Podróże mniejsze i większe nie tylko kształcą, ale i przynoszą wiele radości oraz mogą rozwijać nasze pasje. Warto jest zwiedzać świat, poznawać nowe kultury i obyczaje. Kiedy jednak nie możemy sobie na to pozwolić, lub wręcz przeciwnie, nawet w czasie wolnym po podróży nie możemy się z nią rozstać, warto zwrócić uwagę na dostępną na rynku literaturę. Jedną z bardziej ciekawych i oryginalnych książek jest "Na krańce świata" Normana Daviesa, łączącą w sobie fakty historyczne i podróżowanie.
Azerbejdżan, Zjednoczone Emiraty Arabskie, Kuala Lumpur, Singapur, Mauritius, Tasmania, Nowa Zelandia, Teksas, Nowy Jork, Madera i Frankfurt. Z pozoru trudno byłoby nam stwierdzić, co tak właściwie łączy te wszystkie miejsca. Jak się jednak okazuje, historia ma tu kluczowe znaczenie. W książce poznajemy losy różnych osób, współczesnych i tych sprzed setek lat. Chociaż nigdy się nie poznali, pozostaje między nimi wspólny mianownik - pasja odkrywania.

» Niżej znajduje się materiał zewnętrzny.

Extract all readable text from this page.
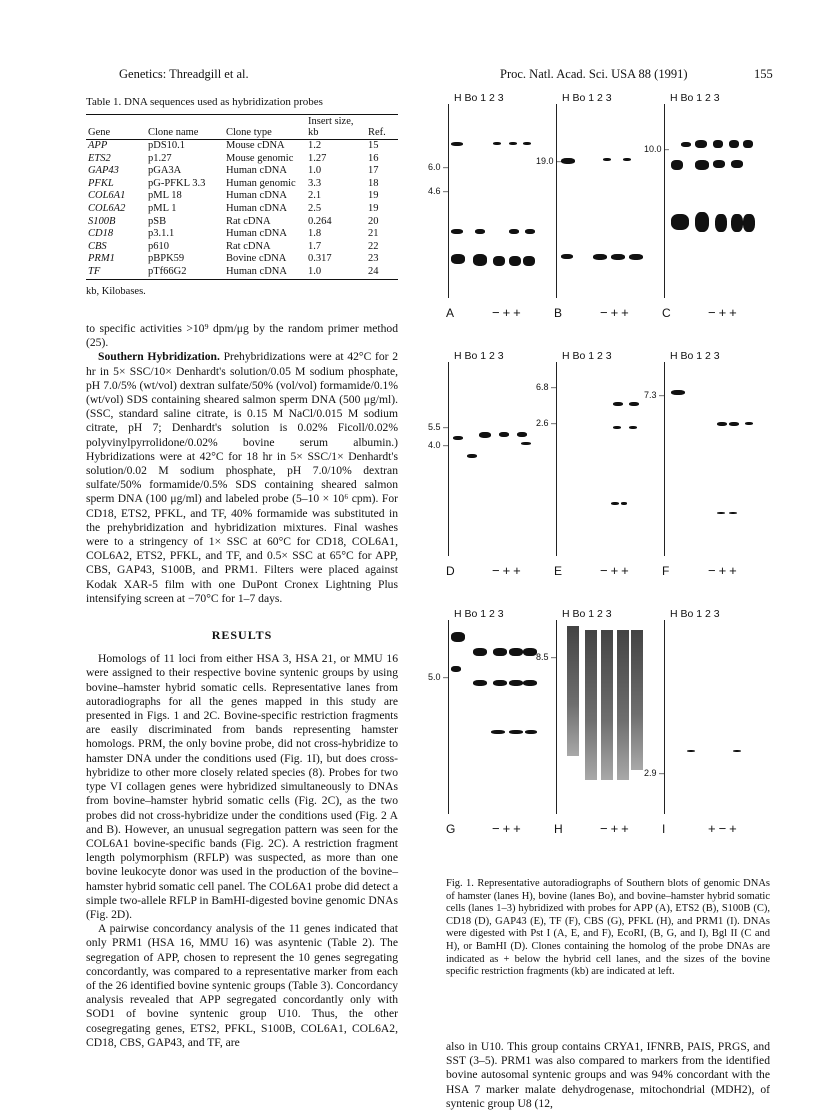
Genetics: Threadgill et al.	Proc. Natl. Acad. Sci. USA 88 (1991)	155
Table 1. DNA sequences used as hybridization probes
Gene	Clone name	Clone type	Insert size, kb	Ref.
APP	pDS10.1	Mouse cDNA	1.2	15
ETS2	p1.27	Mouse genomic	1.27	16
GAP43	pGA3A	Human cDNA	1.0	17
PFKL	pG-PFKL 3.3	Human genomic	3.3	18
COL6A1	pML 18	Human cDNA	2.1	19
COL6A2	pML 1	Human cDNA	2.5	19
S100B	pSB	Rat cDNA	0.264	20
CD18	p3.1.1	Human cDNA	1.8	21
CBS	p610	Rat cDNA	1.7	22
PRM1	pBPK59	Bovine cDNA	0.317	23
TF	pTf66G2	Human cDNA	1.0	24
kb, Kilobases.

to specific activities >10⁹ dpm/μg by the random primer method (25).

Southern Hybridization. Prehybridizations were at 42°C for 2 hr in 5× SSC/10× Denhardt's solution/0.05 M sodium phosphate, pH 7.0/5% (wt/vol) dextran sulfate/50% (vol/vol) formamide/0.1% (wt/vol) SDS containing sheared salmon sperm DNA (500 μg/ml). (SSC, standard saline citrate, is 0.15 M NaCl/0.015 M sodium citrate, pH 7; Denhardt's solution is 0.02% Ficoll/0.02% polyvinylpyrrolidone/0.02% bovine serum albumin.) Hybridizations were at 42°C for 18 hr in 5× SSC/1× Denhardt's solution/0.02 M sodium phosphate, pH 7.0/10% dextran sulfate/50% formamide/0.5% SDS containing sheared salmon sperm DNA (100 μg/ml) and labeled probe (5–10 × 10⁶ cpm). For CD18, ETS2, PFKL, and TF, 40% formamide was substituted in the prehybridization and hybridization mixtures. Final washes were to a stringency of 1× SSC at 60°C for CD18, COL6A1, COL6A2, ETS2, PFKL, and TF, and 0.5× SSC at 65°C for APP, CBS, GAP43, S100B, and PRM1. Filters were placed against Kodak XAR-5 film with one DuPont Cronex Lightning Plus intensifying screen at −70°C for 1–7 days.

RESULTS

Homologs of 11 loci from either HSA 3, HSA 21, or MMU 16 were assigned to their respective bovine syntenic groups by using bovine–hamster hybrid somatic cells. Representative lanes from autoradiographs for all the genes mapped in this study are presented in Figs. 1 and 2C. Bovine-specific restriction fragments are easily discriminated from bands representing hamster homologs. PRM, the only bovine probe, did not cross-hybridize to hamster DNA under the conditions used (Fig. 1I), but does cross-hybridize to other more closely related species (8). Probes for two type VI collagen genes were hybridized simultaneously to DNAs from bovine–hamster hybrid somatic cells (Fig. 2C), as the two probes did not cross-hybridize under the conditions used (Fig. 2 A and B). However, an unusual segregation pattern was seen for the COL6A1 bovine-specific bands (Fig. 2C). A restriction fragment length polymorphism (RFLP) was suspected, as more than one bovine leukocyte donor was used in the production of the bovine–hamster hybrid somatic cell panel. The COL6A1 probe did detect a simple two-allele RFLP in BamHI-digested bovine genomic DNAs (Fig. 2D).

A pairwise concordancy analysis of the 11 genes indicated that only PRM1 (HSA 16, MMU 16) was asyntenic (Table 2). The segregation of APP, chosen to represent the 10 genes segregating concordantly, was compared to a representative marker from each of the 26 identified bovine syntenic groups (Table 3). Concordancy analysis revealed that APP segregated concordantly only with SOD1 of bovine syntenic group U10. Thus, the other cosegregating genes, ETS2, PFKL, S100B, COL6A1, COL6A2, CD18, CBS, GAP43, and TF, are

H Bo 1 2 3
6.0 –
4.6 –
A	−++
H Bo 1 2 3
19.0 –
B	−++
H Bo 1 2 3
10.0 –
C	−++
H Bo 1 2 3
5.5 –
4.0 –
D	−++
H Bo 1 2 3
6.8 –
2.6 –
E	−++
H Bo 1 2 3
7.3 –
F	−++
H Bo 1 2 3
5.0 –
G	−++
H Bo 1 2 3
8.5 –
H	−++
H Bo 1 2 3
2.9 –
I	+−+
Fig. 1. Representative autoradiographs of Southern blots of genomic DNAs of hamster (lanes H), bovine (lanes Bo), and bovine–hamster hybrid somatic cells (lanes 1–3) hybridized with probes for APP (A), ETS2 (B), S100B (C), CD18 (D), GAP43 (E), TF (F), CBS (G), PFKL (H), and PRM1 (I). DNAs were digested with Pst I (A, E, and F), EcoRI, (B, G, and I), Bgl II (C and H), or BamHI (D). Clones containing the homolog of the probe DNAs are indicated as + below the hybrid cell lanes, and the sizes of the bovine specific restriction fragments (kb) are indicated at left.
also in U10. This group contains CRYA1, IFNRB, PAIS, PRGS, and SST (3–5). PRM1 was also compared to markers from the identified bovine autosomal syntenic groups and was 94% concordant with the HSA 7 marker malate dehydrogenase, mitochondrial (MDH2), of syntenic group U8 (12,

"Na krańce świata" to pozycja zupełnie inna niż wszystkie znane tytuły na rynku podróżniczym. Tutaj Czytelnik pozna historię świata przemieszczając się po kontynentach i odkrywając ekscytujące fakty i wydarzenia. Chęć sprawdzenia tego wszystkiego na własne oczy może być tak wielka, że i my poczujemy pragnienie, aby udać się w podobną podróż i odwiedzić wszystkie te magiczne miejsca.
Norman Davies w swojej opowieści pełen jest pasji i fascynacji, która udziela się również i nam. Historia ludzi to coś, co tworzy świat wokół nas i nie należy jej bagatelizować. Nie wystarczy udać się do ekskluzywnego hotelu lub skorzystać z wygodnego basenu, aby stwierdzić, że poznało się kulturę danego kraju. To, co naprawdę nas kształci to wczuwanie się w klimat i obyczajowość danego miejsca, a historia stanowi nieodłączny tego element. Być może ta książka sprawi, że odkryjesz w sobie duszę prawdziwego podróżnika.